Memorial Day Potato Salad (Printable)

A creamy potato salad with bacon, dill and a tangy mayo-Dijon dressing, chilled for picnics and barbecues.

# What You'll Need:

→ Vegetables

01 - 2 pounds Yukon Gold or red potatoes, scrubbed and cut into 1-inch cubes
02 - 3 celery stalks, diced
03 - 1/2 small red onion, finely chopped
04 - 2 tablespoons fresh dill, chopped

→ Meats

05 - 6 slices bacon, cooked until crisp and crumbled

→ Dressing

06 - 3/4 cup mayonnaise
07 - 2 tablespoons Dijon mustard
08 - 1 tablespoon apple cider vinegar
09 - 1 teaspoon sugar
10 - Salt and freshly ground black pepper, to taste

→ Garnish

11 - Extra dill sprigs (optional)

# Directions:

01 - Place the cubed potatoes in a large pot, cover with cold, salted water, and bring to a boil. Simmer for 12–15 minutes, or until just tender. Drain and let cool slightly.
02 - While potatoes cook, cook the bacon in a skillet until crisp. Remove, drain on paper towels, and crumble.
03 - In a large bowl, whisk together mayonnaise, Dijon mustard, apple cider vinegar, sugar, salt, and pepper to make the dressing.
04 - Add the warm potatoes, celery, red onion, dill, and half of the crumbled bacon to the dressing. Mix gently to coat evenly.
05 - Taste and adjust seasoning as needed.
06 - Chill the potato salad for at least 30 minutes for best flavor.
07 - Just before serving, sprinkle the remaining bacon and extra dill on top.

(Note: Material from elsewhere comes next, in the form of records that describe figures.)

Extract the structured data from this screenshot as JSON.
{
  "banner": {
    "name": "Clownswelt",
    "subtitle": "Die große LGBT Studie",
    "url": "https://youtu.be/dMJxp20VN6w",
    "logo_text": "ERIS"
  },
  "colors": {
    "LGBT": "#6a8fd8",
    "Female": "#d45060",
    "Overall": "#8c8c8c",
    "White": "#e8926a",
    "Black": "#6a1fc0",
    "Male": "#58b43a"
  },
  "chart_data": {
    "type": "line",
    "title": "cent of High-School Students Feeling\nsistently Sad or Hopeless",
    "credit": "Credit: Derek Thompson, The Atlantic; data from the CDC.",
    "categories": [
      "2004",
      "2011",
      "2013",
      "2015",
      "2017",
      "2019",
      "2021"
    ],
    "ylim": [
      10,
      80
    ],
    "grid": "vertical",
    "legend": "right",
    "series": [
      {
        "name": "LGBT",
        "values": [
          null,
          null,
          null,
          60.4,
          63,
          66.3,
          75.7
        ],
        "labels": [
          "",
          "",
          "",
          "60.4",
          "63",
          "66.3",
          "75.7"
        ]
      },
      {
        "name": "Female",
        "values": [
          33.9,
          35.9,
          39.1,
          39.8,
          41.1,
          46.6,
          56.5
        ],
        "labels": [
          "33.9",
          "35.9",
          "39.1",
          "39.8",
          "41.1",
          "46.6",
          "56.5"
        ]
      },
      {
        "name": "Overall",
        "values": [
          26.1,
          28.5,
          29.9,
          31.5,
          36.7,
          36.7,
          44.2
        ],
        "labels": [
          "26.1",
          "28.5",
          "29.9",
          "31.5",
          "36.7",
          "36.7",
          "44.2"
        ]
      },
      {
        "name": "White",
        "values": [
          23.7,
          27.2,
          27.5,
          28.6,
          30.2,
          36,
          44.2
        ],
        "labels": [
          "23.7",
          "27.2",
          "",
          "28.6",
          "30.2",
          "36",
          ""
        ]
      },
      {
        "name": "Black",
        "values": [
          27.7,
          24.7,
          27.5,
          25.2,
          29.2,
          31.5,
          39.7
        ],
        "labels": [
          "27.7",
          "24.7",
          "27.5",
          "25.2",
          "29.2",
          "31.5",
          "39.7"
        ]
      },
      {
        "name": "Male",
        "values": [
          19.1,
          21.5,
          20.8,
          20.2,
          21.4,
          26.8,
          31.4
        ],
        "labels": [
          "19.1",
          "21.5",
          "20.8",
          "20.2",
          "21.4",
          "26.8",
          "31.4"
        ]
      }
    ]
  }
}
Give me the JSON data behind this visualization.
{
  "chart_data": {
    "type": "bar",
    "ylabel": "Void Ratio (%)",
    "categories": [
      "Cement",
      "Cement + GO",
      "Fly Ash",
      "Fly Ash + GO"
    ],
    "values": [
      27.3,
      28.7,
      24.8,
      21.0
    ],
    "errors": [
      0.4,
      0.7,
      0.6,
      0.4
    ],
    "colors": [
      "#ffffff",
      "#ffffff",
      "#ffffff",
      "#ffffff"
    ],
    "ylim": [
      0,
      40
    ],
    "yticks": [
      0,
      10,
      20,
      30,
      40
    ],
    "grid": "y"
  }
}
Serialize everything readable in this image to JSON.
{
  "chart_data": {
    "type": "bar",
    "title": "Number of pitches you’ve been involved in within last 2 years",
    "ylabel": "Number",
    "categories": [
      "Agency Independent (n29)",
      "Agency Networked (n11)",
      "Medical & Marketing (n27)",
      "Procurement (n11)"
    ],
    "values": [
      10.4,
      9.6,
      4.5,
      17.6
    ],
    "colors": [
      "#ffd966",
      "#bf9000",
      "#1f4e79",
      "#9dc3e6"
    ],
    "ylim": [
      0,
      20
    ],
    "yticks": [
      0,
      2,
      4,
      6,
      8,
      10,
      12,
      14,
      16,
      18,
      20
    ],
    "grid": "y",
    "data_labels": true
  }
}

Serve cold or at room temperature.

# Expert Advice:

01 -
  • The trick of adding potatoes to the dressing while they're still warm means every bite soaks up layers of flavor.
  • Crispy bacon and loads of fresh dill transform simple spuds into an unexpectedly lively side—even picky eaters come back for seconds.
02 -
  • If you overcook the potatoes, the salad turns gluey—set a timer and check early for perfect texture.
  • Mixing the potatoes in warm makes all the difference—the dressing soaks in and infuses every bite.
03 -
  • Keep the potatoes in large, even pieces so they hold together when mixed.
  • For the creamiest salad, always combine dressing and potatoes while they're still warm—trust me, it's a game changer.